Alger CDP, Washington – Racial and ethnic composition Note: the US Census treats Hispanic/Latino as an ethnic category. This table excludes Latinos from the racial categories and assigns them to a separate category. Hispanics/Latinos may be of any race.
| Race / Ethnicity (NH = Non-Hispanic) | Pop 2000 | Pop 2010 | Pop 2020 | % 2000 | % 2010 | % 2020 |
|---|---|---|---|---|---|---|
| White alone (NH) | 84 | 349 | 383 | 94.38% | 86.60% | 75.54% |
| Black or African American alone (NH) | 0 | 0 | 4 | 0.00% | 0.00% | 0.79% |
| Native American or Alaska Native alone (NH) | 0 | 8 | 8 | 0.00% | 1.99% | 1.58% |
| Asian alone (NH) | 0 | 7 | 16 | 0.00% | 1.74% | 3.16% |
| Native Hawaiian or Pacific Islander alone (NH) | 0 | 0 | 0 | 0.00% | 0.00% | 0.00% |
| Other race alone (NH) | 0 | 0 | 3 | 0.00% | 0.00% | 0.59% |
| Mixed race or Multiracial (NH) | 0 | 5 | 21 | 0.00% | 1.24% | 4.14% |
| Hispanic or Latino (any race) | 5 | 34 | 72 | 5.62% | 8.44% | 14.20% |
| Total | 89 | 403 | 507 | 100.00% | 100.00% | 100.00% |

===2000 census===
As of the census of 2000, there were 89 people, 35 households, and 24 families residing in the CDP. The population density was 49.7 people per square mile (19.2/km^{2}). There were 42 housing units at an average density of 23.5/sq mi (9.1/km^{2}). The racial makeup of the CDP was 94.38% White, 5.62% from other races. Hispanic or Latino of any race were 5.62% of the population.

There were 35 households, out of which 31.4% had children under the age of 18 living with them, 57.1% were married couples living together, 8.6% had a female householder with no husband present, and 28.6% were non-families. 25.7% of all households were made up of individuals, and 14.3% had someone living alone who was 65 years of age or older. The average household size was 2.54 and the average family size was 3.00.

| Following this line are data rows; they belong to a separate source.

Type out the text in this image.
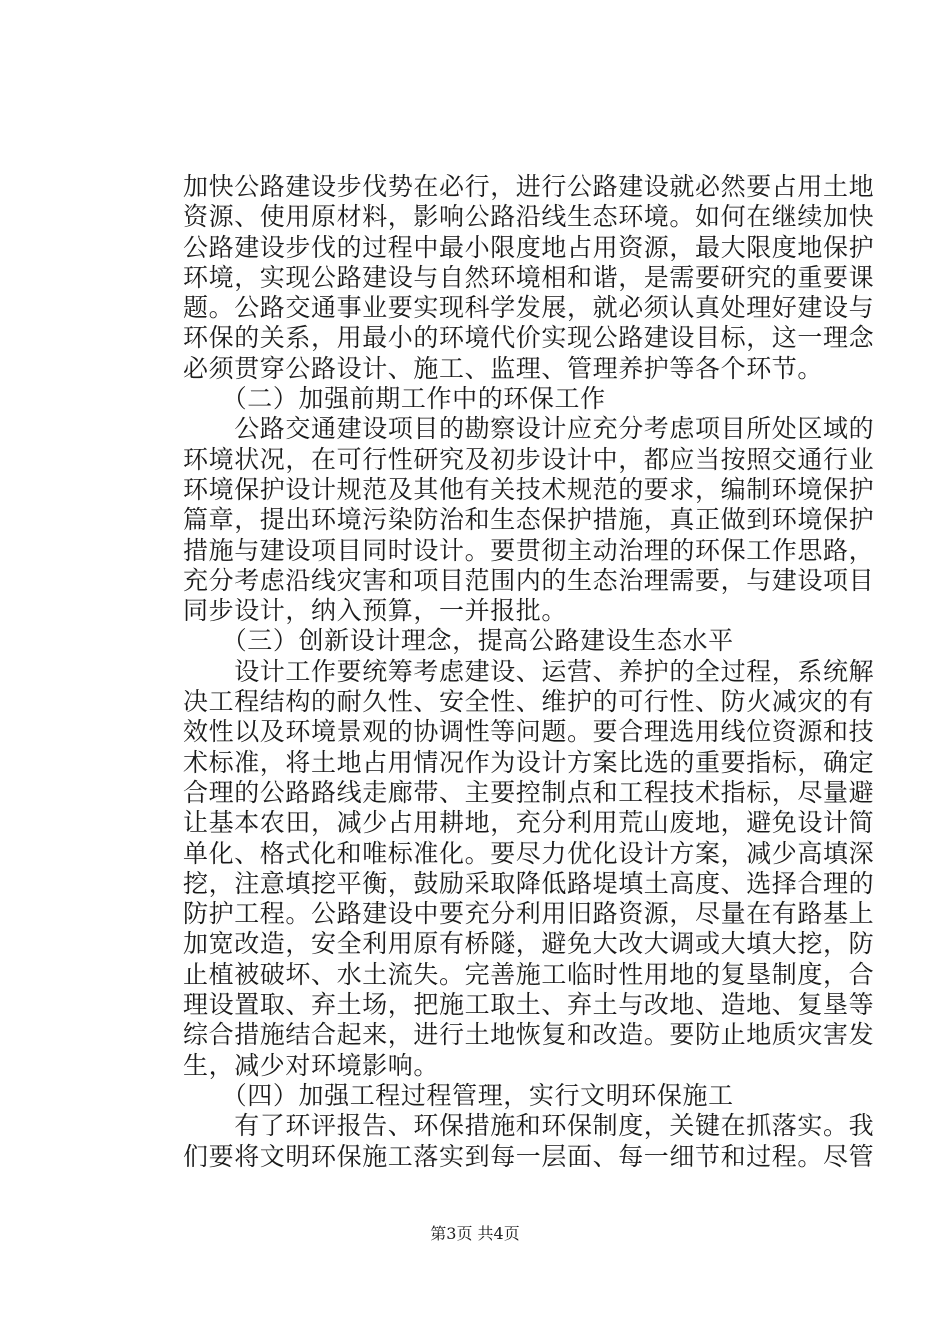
加快公路建设步伐势在必行，进行公路建设就必然要占用土地
资源、使用原材料，影响公路沿线生态环境。如何在继续加快
公路建设步伐的过程中最小限度地占用资源，最大限度地保护
环境，实现公路建设与自然环境相和谐，是需要研究的重要课
题。公路交通事业要实现科学发展，就必须认真处理好建设与
环保的关系，用最小的环境代价实现公路建设目标，这一理念
必须贯穿公路设计、施工、监理、管理养护等各个环节。
　　（二）加强前期工作中的环保工作
　　公路交通建设项目的勘察设计应充分考虑项目所处区域的
环境状况，在可行性研究及初步设计中，都应当按照交通行业
环境保护设计规范及其他有关技术规范的要求，编制环境保护
篇章，提出环境污染防治和生态保护措施，真正做到环境保护
措施与建设项目同时设计。要贯彻主动治理的环保工作思路，
充分考虑沿线灾害和项目范围内的生态治理需要，与建设项目
同步设计，纳入预算，一并报批。
　　（三）创新设计理念，提高公路建设生态水平
　　设计工作要统筹考虑建设、运营、养护的全过程，系统解
决工程结构的耐久性、安全性、维护的可行性、防火减灾的有
效性以及环境景观的协调性等问题。要合理选用线位资源和技
术标准，将土地占用情况作为设计方案比选的重要指标，确定
合理的公路路线走廊带、主要控制点和工程技术指标，尽量避
让基本农田，减少占用耕地，充分利用荒山废地，避免设计简
单化、格式化和唯标准化。要尽力优化设计方案，减少高填深
挖，注意填挖平衡，鼓励采取降低路堤填土高度、选择合理的
防护工程。公路建设中要充分利用旧路资源，尽量在有路基上
加宽改造，安全利用原有桥隧，避免大改大调或大填大挖，防
止植被破坏、水土流失。完善施工临时性用地的复垦制度，合
理设置取、弃土场，把施工取土、弃土与改地、造地、复垦等
综合措施结合起来，进行土地恢复和改造。要防止地质灾害发
生，减少对环境影响。
　　（四）加强工程过程管理，实行文明环保施工
　　有了环评报告、环保措施和环保制度，关键在抓落实。我
们要将文明环保施工落实到每一层面、每一细节和过程。尽管
第3页 共4页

In the CDP, the age distribution of the population shows 21.3% under the age of 18, 12.4% from 18 to 24, 24.7% from 25 to 44, 25.8% from 45 to 64, and 15.7% who were 65 years of age or older. The median age was 41 years. For every 100 females, there were 107.0 males. For every 100 females age 18 and over, there were 118.8 males.

The median income for a household in the CDP was $13,542, and the median income for a family was $34,125. Males had a median income of $37,614 versus $36,250 for females. The per capita income for the CDP was $18,180. There were 27.6% of families and 35.8% of the population living below the poverty line, including no under eighteens and 38.5% of those over 64.